Replication can help ensure high availability essentially by maintaining several database copies across different sites. As long as one site location is up, running and accessible, the data service is available to use. Conversely, if one site goes down, the services can still access necessary data from another site.
While redundancies must be part of an overall high availability architecture, data replication offers much more flexibility than relying solely on redundancies. From data consolidation across various sources into data marts or data warehouses, synchronization across geographic locations, maintain data integrity across multiple databases and resolve data conflict.
High availability architecture within the context of the cloud
These days, developing a high availability architecture and working towards increasing resilience by architecting for redundancies and fault tolerance can’t typically be discussed without talking about cloud native architectures.

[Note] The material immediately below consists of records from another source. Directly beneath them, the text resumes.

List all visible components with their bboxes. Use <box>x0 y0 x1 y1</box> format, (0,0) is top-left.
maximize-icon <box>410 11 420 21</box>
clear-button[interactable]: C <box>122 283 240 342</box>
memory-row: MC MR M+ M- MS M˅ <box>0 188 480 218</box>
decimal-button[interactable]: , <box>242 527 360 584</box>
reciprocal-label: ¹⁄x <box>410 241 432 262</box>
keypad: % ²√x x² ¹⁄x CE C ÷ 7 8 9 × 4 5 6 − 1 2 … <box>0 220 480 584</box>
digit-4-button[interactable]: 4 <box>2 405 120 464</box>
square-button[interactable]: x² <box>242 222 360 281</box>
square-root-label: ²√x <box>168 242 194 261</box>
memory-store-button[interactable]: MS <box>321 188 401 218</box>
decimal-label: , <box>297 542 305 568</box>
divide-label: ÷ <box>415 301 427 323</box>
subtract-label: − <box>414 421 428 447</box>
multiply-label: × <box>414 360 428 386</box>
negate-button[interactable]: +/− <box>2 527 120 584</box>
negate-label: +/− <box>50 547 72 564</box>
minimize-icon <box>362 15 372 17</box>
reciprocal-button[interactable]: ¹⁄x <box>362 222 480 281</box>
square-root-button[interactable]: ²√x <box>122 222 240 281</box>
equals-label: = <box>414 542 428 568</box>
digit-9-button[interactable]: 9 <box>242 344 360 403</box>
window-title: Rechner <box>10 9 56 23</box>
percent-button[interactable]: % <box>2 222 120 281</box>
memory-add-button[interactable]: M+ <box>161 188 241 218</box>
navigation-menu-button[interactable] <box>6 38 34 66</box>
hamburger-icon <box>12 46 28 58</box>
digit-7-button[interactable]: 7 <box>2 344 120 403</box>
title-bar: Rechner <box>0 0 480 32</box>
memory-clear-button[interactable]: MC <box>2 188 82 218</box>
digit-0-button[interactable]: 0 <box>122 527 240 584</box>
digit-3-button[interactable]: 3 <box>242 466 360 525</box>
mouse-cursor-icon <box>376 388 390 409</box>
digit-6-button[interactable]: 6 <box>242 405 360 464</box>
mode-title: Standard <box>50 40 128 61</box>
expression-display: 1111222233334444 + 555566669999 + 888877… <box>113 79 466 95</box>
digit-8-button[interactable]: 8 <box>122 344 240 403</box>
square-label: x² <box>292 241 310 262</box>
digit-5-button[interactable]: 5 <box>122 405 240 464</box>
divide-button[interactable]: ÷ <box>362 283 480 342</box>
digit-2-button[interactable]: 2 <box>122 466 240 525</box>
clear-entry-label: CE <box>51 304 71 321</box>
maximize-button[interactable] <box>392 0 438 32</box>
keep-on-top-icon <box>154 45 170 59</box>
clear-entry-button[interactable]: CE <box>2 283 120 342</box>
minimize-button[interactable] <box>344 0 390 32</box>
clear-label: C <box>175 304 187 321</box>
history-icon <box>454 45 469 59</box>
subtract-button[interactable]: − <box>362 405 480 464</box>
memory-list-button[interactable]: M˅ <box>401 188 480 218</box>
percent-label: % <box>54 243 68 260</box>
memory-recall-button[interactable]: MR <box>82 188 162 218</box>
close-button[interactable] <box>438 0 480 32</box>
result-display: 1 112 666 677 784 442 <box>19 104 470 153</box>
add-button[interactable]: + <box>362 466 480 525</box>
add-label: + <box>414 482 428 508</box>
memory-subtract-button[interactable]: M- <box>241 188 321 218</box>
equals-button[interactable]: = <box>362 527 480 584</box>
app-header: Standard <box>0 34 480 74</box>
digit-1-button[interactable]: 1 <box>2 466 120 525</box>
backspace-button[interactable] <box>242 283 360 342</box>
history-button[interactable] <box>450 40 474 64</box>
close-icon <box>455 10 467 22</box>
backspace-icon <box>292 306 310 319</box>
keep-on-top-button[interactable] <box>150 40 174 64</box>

Cloud native architectures are often built to help organizations easily scale and adapt to temporary surges in demand. Many organizations prefer to build a cloud native architecture for their additional flexibility and scalability.
Cloud native architectures are often built to use microservices with applications across distributed nodes by design. However, it’s crucial to plan for potential failures that may impact one node. Even if a node with a microservice fails, a well-designed system should have failovers, redundancies and replication in place to help recover services.
Other considerations for high availability architecture
Exploit native features
No matter what database management system an organization employs, there are often features and releases added that further support technologies to enhance high availability for databases. Ideally, the database technologies used are designed with high availability in mind and have been engineered to have native features that help strengthen overall uptime.
Take advantage of automation
There are plenty of tasks and events surrounding resiliency and high availability architectures that can be automated. Regular manual tasks will often introduce manual errors, and automation can safeguard against errors due to human mistakes. If done incorrectly, the complex—but regular—tasks of data backup and recovery, adding new data into a database, checks for data quality and integrity, and the collection of stats regarding database usage can cause severe availability issues. By taking advantage of automation, engineers can focus on further developing resilience and fortifying against adverse events.
To maintain a high availability architecture, regular maintenance is critical. To achieve five 9’s, a regular service schedule paired with a backup strategy has to be put into operating plans. Deferred maintenance can be a disaster, especially during a crisis. Beyond a regular service schedule and backup strategy, regular testing of disaster recovery plans is essential.
Organizations that are working towards developing high availability architectures are preparing for the “when,” not “if” of a failure in their infrastructure. While IT infrastructure may become unreliable over time with improper maintenance and planning, the teams and organizations that commit to high availability and aim for five-9s are well on their way to becoming disaster ready and operationally resilient.